Rede von Mandy Rother auf der Gorleben-Demo am 11. 11. 2006 vor dem Zwischenlager
Uns ging und geht es um weitaus mehr, als die Castor- Transporte zu verhindern. Der Atomstaat ist nur ein Ausdruck der HERRschenen Verhältnisse. Mit dieser Gesellschaftsordnung, die sich auf Konkurrenz-, Macht- und Profitstreben gründet und dabei tagtäglich über Leichen geht, kann es für uns keinen Frieden geben - selbst wenn es den Mächtigen eines Tages gefallen sollte alle Atomanlagen stillzulegen. Solange die Ausbeutung des Menschen, der natürlichen Ressourcen, letztlich der Lebensgrundlagen durch den Menschen zur Grundlage der Existenz gemacht, Angst erzeugt und als Instrument der HERRschaft bewusst eingesetzt wird, solange wird sich für uns die Systemfrage stellen.

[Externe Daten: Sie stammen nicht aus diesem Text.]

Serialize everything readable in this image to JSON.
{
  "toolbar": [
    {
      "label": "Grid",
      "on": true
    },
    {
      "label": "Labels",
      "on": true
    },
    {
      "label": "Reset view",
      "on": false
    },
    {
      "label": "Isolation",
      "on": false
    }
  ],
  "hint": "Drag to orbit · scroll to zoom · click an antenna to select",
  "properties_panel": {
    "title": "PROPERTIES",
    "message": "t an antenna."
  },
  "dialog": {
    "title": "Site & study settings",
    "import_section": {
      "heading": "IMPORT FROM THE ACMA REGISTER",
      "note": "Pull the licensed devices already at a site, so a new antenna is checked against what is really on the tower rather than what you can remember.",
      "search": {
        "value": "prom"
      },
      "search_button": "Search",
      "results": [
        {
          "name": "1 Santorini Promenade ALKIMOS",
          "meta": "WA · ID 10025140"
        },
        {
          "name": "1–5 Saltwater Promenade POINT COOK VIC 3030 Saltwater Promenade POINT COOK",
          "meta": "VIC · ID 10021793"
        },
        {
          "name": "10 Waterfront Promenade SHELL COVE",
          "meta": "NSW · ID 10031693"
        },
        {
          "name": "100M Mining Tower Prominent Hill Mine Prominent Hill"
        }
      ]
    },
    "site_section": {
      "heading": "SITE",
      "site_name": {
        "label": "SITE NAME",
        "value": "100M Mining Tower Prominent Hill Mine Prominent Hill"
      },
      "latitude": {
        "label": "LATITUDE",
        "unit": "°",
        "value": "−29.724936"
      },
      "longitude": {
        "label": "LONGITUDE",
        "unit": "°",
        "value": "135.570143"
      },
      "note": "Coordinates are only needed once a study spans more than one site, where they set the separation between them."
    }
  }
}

Deswegen kann sich die Anti- AKW- Bewegung nicht allein darauf zurückziehen alternative Energien zu fordern.
1975 trafen sich die damals mächtigsten westlichen Länder der Welt auf Einladung Frankreichs wegen der sog. Ölkrise 1973 und haben gemütlich vor dem Kamin gesessen und überlegt wie sie sich ihren Zugriff auf Energiequellen, Rohstoffe und ihren freien Marktzugang weiterhin sichern können. Seitdem maßen sie sich an die Energiepolitik für die ganze Welt zu bestimmen. Ihre Energiesicherheit heißt nicht die Energieversorgung für alle Menschen, sondern die Sicherung ihrer Herrschaft.
Der Aktionsplan von Russland dieses Jahr zur Energiesicherheit, meint nicht, dass alle Menschen Zugang zu Energie erhalten, sondern die G8 möchten sich ihren Zugriff auf Öl, Gas, Kohle und Uran möglichst günstig sichern und reden lediglich als Beigabe auch noch von Klimaschutz und Nachhaltigkeit.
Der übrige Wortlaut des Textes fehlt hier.